Lebih jauh, pemimpin yang mempunyai idealized influence selain
mampu mengubah pandangan bawahan tentang apa yang
penting untuk dicapai pada saat ini maupun masa mendatang
(visi), juga mau dan mampu berbagi resiko dengan bawahan,
teguh dengan nilai, prinsip, dan pendiriannya, sehingga
bawahan percaya, loyal, dan menghormatinya (Bass et.al., 2003;
Humphreys, 2002; Sarros & Santora, 2001; Yammarino et.al.,
1993).
Idealized influence merupakan dimensi terpenting kepemimpinan
transformasional karena memberikan inspirasi dan
membangkitkan motivasi bawahan (secara emosional) untuk
menyingkirkan kepentingan pribadi demi pencapaian tujuan
bersama (Humphreys, 2002; Rafferty & Griffin, 2004).
Inspirational motivation menurut Humphreys (2002) serta
Rafferty dan Griffin (2004) memiliki korelasi yang erat dengan
idealized influence. Seperti dijelaskan sebelumnya, pemimpin
transformasional memberi inspirasi kepada bawahan untuk
memusatkan perhatian pada tujuan bersama dan melupakan
kepentingan pribadi. Inspirasi dapat diartikan sebagai tindakan
atau kekuatan untuk menggerakkan emosi dan daya piker orang
lain (Rafferty & Griffin, 2004).
Keeratan dua dimensi yaitu inspirational motivation dan idealized
influence ini mendorong munculnya pandangan untuk
menyatukan kedua dimensi ini dalam satu konstruk. Namun
dalam penelitian ini, idealized influence dan inspirational
motivation diposisikan sebagai dua konstruk yang berbeda
dimana idealized influence mempunyai makna lebih dalam
daripada inspirational motivation, atau dengan kata lain,
inspirational motivation merupakan sisi luar atau perwujudan
idealized influence (Humphreys, 2002; Rafferty & Griffin, 2004).
Inspirational motivation menurut Humphreys (2002) berbentuk
komunikasi verbal atau penggunaan simbol-simbol yang
ditujukan untuk memacu semangat bawahan. Pemimpin
memotivasi bawahan akan arti penting visi dan misi organisasi
sehingga seluruh bawahannya terdorong untuk memiliki visi
yang sama. Kesamaan visi memacu bawahan untuk bekerja
sama mencapai tujuan jangka panjang dengan optimis.
Sehingga pemimpin tidak saja membangkitkan semangat
individu tapi juga semangat tim (Bass et.al., 2003).
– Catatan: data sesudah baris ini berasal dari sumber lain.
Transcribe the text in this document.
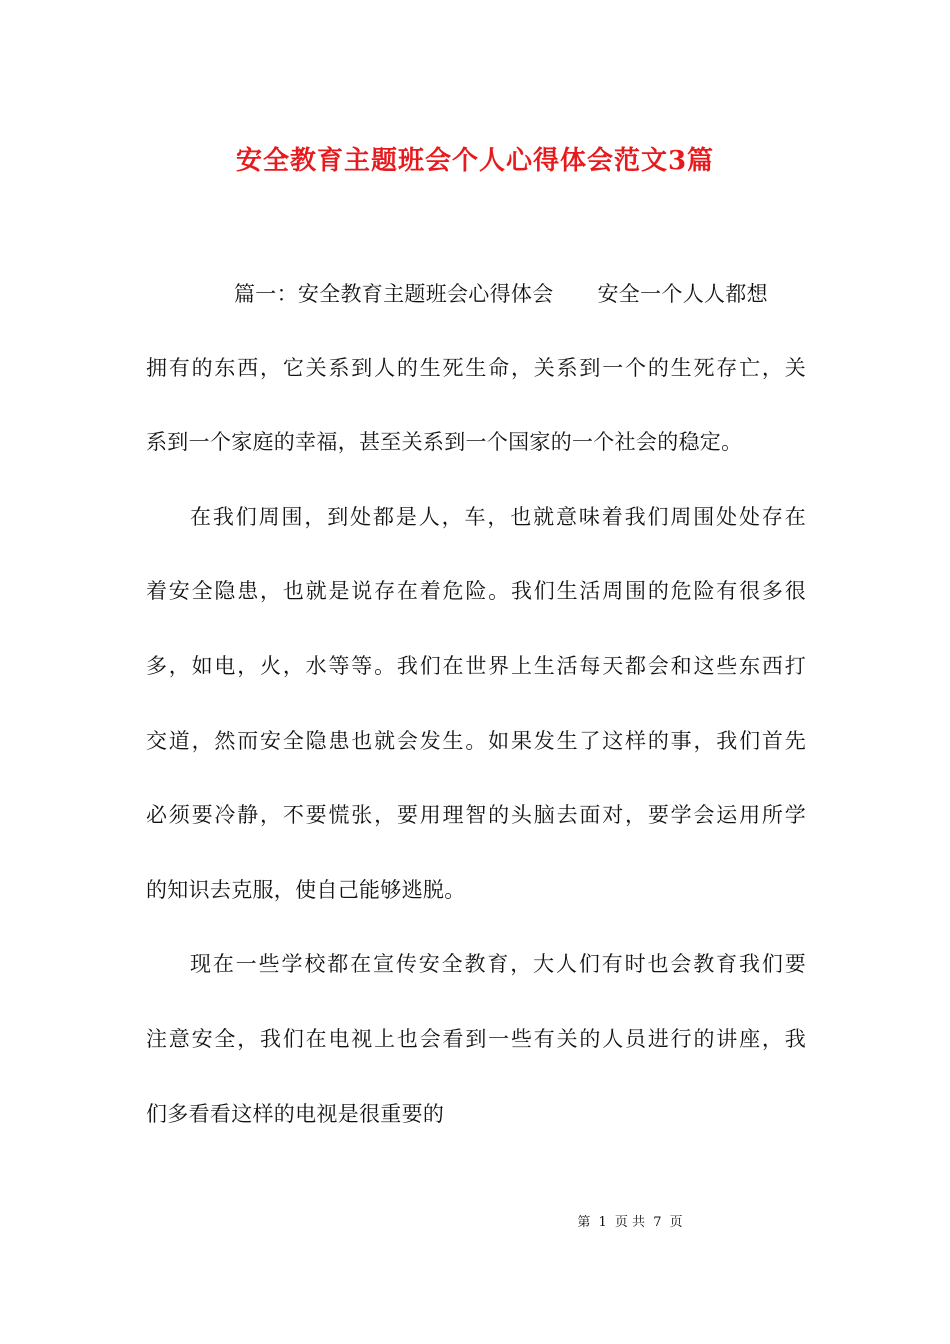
安全教育主题班会个人心得体会范文3篇
篇一：安全教育主题班会心得体会 安全一个人人都想
拥有的东西，它关系到人的生死生命，关系到一个的生死存亡，关
系到一个家庭的幸福，甚至关系到一个国家的一个社会的稳定。
在我们周围，到处都是人，车，也就意味着我们周围处处存在
着安全隐患，也就是说存在着危险。我们生活周围的危险有很多很
多，如电，火，水等等。我们在世界上生活每天都会和这些东西打
交道，然而安全隐患也就会发生。如果发生了这样的事，我们首先
必须要冷静，不要慌张，要用理智的头脑去面对，要学会运用所学
的知识去克服，使自己能够逃脱。
现在一些学校都在宣传安全教育，大人们有时也会教育我们要
注意安全，我们在电视上也会看到一些有关的人员进行的讲座，我
们多看看这样的电视是很重要的
第 1 页 共 7 页
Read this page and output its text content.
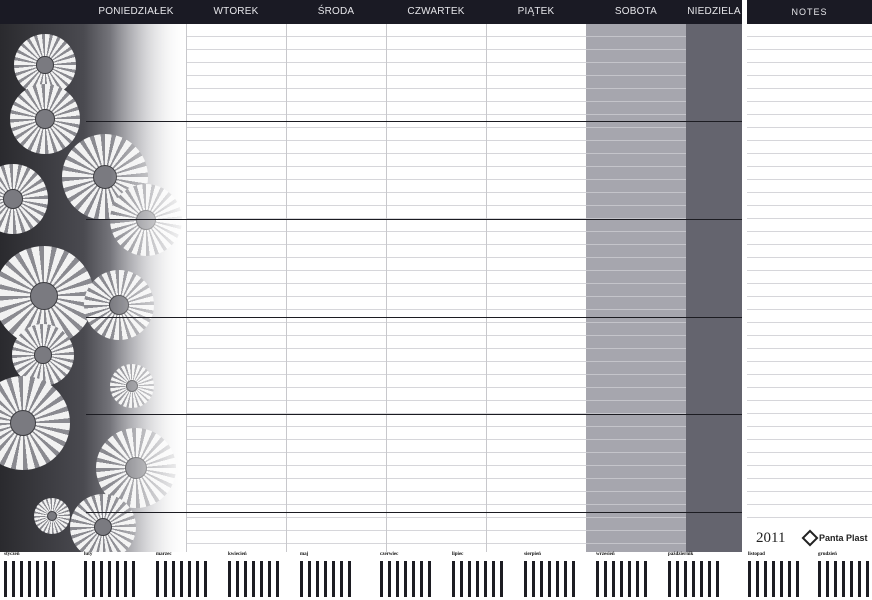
PONIEDZIAŁEK	WTOREK	ŚRODA	CZWARTEK	PIĄTEK	SOBOTA	NIEDZIELA	NOTES
2011	Panta Plast
styczeń	luty	marzec	kwiecień	maj	czerwiec	lipiec	sierpień	wrzesień	październik	listopad	grudzień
Intellectual stimulation, merupakan faktor penting kepemimpinan
transformasional yang jarang memperoleh perhatian (Rafferty &
Griffin, 2004). Intellectual stimulation merupakan perilaku yang
berupaya mendorong perhatian dan kesadaran bawahan akan
permasalahan yang dihadapi. Pemimpin kemudian berusaha
mengembangkan kemampuan bawahan untuk
menyelesaikan permasalahan dengan pendekatan-
pendekatan atau perspektif baru. Dampak intellectual stimulation
dapat dilihat dari peningkatan kemampuan bawahan dalam
memahami dan menganalisis permasalahan serta kualitas
pemecahan masalah (problem solving quality) yang ditawarkan
(Rafferty & Griffin, 2004; Yammarino et.al., 1993).
Bass et.al (2003) serta Sarros dan Santora (2001)
berpandangan bahwa intellectual stimulation pada prinsipnya
memacu bawahan untuk lebih kreatif dan inovatif dalam
memahami dan memecahkan masalah. Bawahan didorong
untuk meninggalkan cara-cara atau metode-metode lama dan
dipacu untuk memberikan ide dan solusi baru. Bawahan bebas
menawarkan metode baru dan setiap ide baru tidak akan
mendapat kritikan atau celaan. Sebaliknya, pemimpin berusaha
meningkatkan moral bawahan untuk berani berinovasi.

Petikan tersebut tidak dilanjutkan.